A simplified method for cryopreservation of hematopoietic stem cells with -80 degrees C mechanical freezer with dimethyl sulfoxide as the sole cryoprotectant

A simplified method for cryopreservation was developed with 10% dimethylsulfoxide (DMSO) as the sole cryoprotectant without rate-controlled freezing. This method produced high recovery rate for mononucleated cells (87%) and elevated trypan blue viability (90%). Autologous peripheral blood stem cells (PBSCs) and bone marrow cells with plasma and 10% DMSO were frozen and stored in a -80 degrees C mechanical freezer.
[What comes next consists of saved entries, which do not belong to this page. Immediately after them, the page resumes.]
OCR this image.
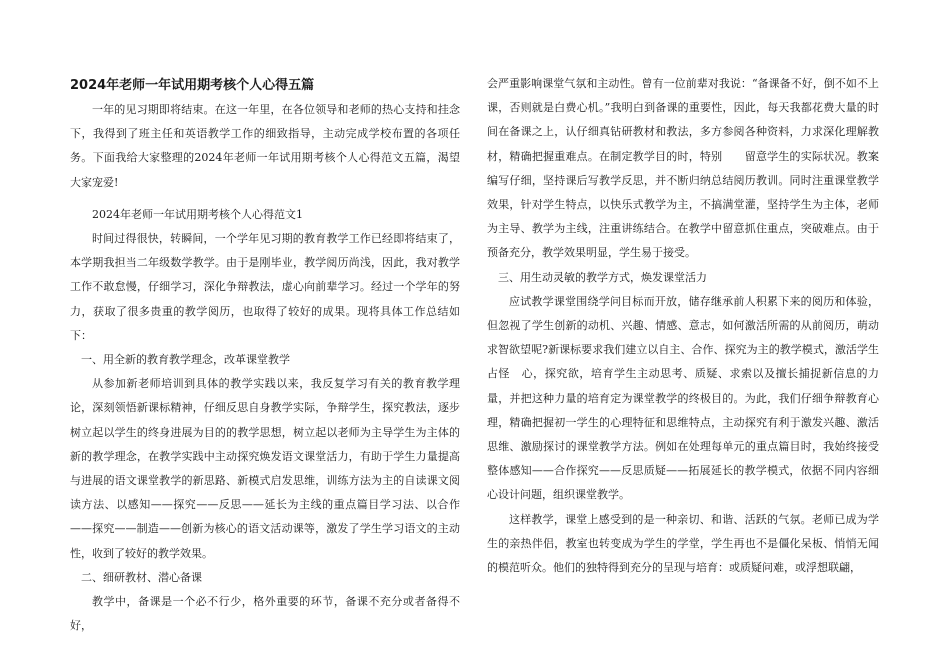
2024年老师一年试用期考核个人心得五篇

一年的见习期即将结束。在这一年里，在各位领导和老师的热心支持和挂念下，我得到了班主任和英语教学工作的细致指导，主动完成学校布置的各项任务。下面我给大家整理的2024年老师一年试用期考核个人心得范文五篇，渴望大家宠爱!

2024年老师一年试用期考核个人心得范文1

时间过得很快，转瞬间，一个学年见习期的教育教学工作已经即将结束了，本学期我担当二年级数学教学。由于是刚毕业，教学阅历尚浅，因此，我对教学工作不敢怠慢，仔细学习，深化争辩教法，虚心向前辈学习。经过一个学年的努力，获取了很多贵重的教学阅历，也取得了较好的成果。现将具体工作总结如下：

一、用全新的教育教学理念，改革课堂教学

从参加新老师培训到具体的教学实践以来，我反复学习有关的教育教学理论，深刻领悟新课标精神，仔细反思自身教学实际，争辩学生，探究教法，逐步树立起以学生的终身进展为目的的教学思想，树立起以老师为主导学生为主体的新的教学理念，在教学实践中主动探究焕发语文课堂活力，有助于学生力量提高与进展的语文课堂教学的新思路、新模式启发思维，训练方法为主的自读课文阅读方法、以感知——探究——反思——延长为主线的重点篇目学习法、以合作——探究——制造——创新为核心的语文活动课等，激发了学生学习语文的主动性，收到了较好的教学效果。

二、细研教材、潜心备课

教学中，备课是一个必不行少，格外重要的环节，备课不充分或者备得不好，

会严重影响课堂气氛和主动性。曾有一位前辈对我说：“备课备不好，倒不如不上课，否则就是白费心机。”我明白到备课的重要性，因此，每天我都花费大量的时间在备课之上，认仔细真钻研教材和教法，多方参阅各种资料，力求深化理解教材，精确把握重难点。在制定教学目的时，特别　　留意学生的实际状况。教案编写仔细，坚持课后写教学反思，并不断归纳总结阅历教训。同时注重课堂教学效果，针对学生特点，以快乐式教学为主，不搞满堂灌，坚持学生为主体，老师为主导、教学为主线，注重讲练结合。在教学中留意抓住重点，突破难点。由于预备充分，教学效果明显，学生易于接受。

三、用生动灵敏的教学方式，焕发课堂活力

应试教学课堂围绕学问目标而开放，储存继承前人积累下来的阅历和体验，但忽视了学生创新的动机、兴趣、情感、意志，如何激活所需的从前阅历，萌动求智欲望呢?新课标要求我们建立以自主、合作、探究为主的教学模式，激活学生占怪　心，探究欲，培育学生主动思考、质疑、求索以及擅长捕捉新信息的力量，并把这种力量的培育定为课堂教学的终极目的。为此，我们仔细争辩教育心理，精确把握初一学生的心理特征和思维特点，主动探究有利于激发兴趣、激活思维、激励探讨的课堂教学方法。例如在处理每单元的重点篇目时，我始终接受整体感知——合作探究——反思质疑——拓展延长的教学模式，依据不同内容细心设计问题，组织课堂教学。

这样教学，课堂上感受到的是一种亲切、和谐、活跃的气氛。老师已成为学生的亲热伴侣，教室也转变成为学生的学堂，学生再也不是僵化呆板、悄悄无闻的模范听众。他们的独特得到充分的呈现与培育：或质疑问难，或浮想联翩，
Eleven patients with solid and hematological malignancies were transplanted with autologous bone marrow or PBSCs. The median number of infused mononuclear cells (MNC) and CD34+ cells were 3.63 x 10(8)/Kg and 4.80 x 10(6)/Kg, respectively. The median number of infused post-thawing CFU-GM was 20 x 10(4)/Kg. All patients showed a rapid and sustained engraftment. The mean times to reach a neutrophil count of 0.5 x 10(9)/L and a platelet count of 50 x 10(9)/L were 11 and 13 days, respectively. All patients are alive and 10 in unmaintained complete remission for 3-9 months after transplantation. These results show the efficacy of this simplified cryopreservation technique that will be useful for institutions without rate-controlled freezing facilities.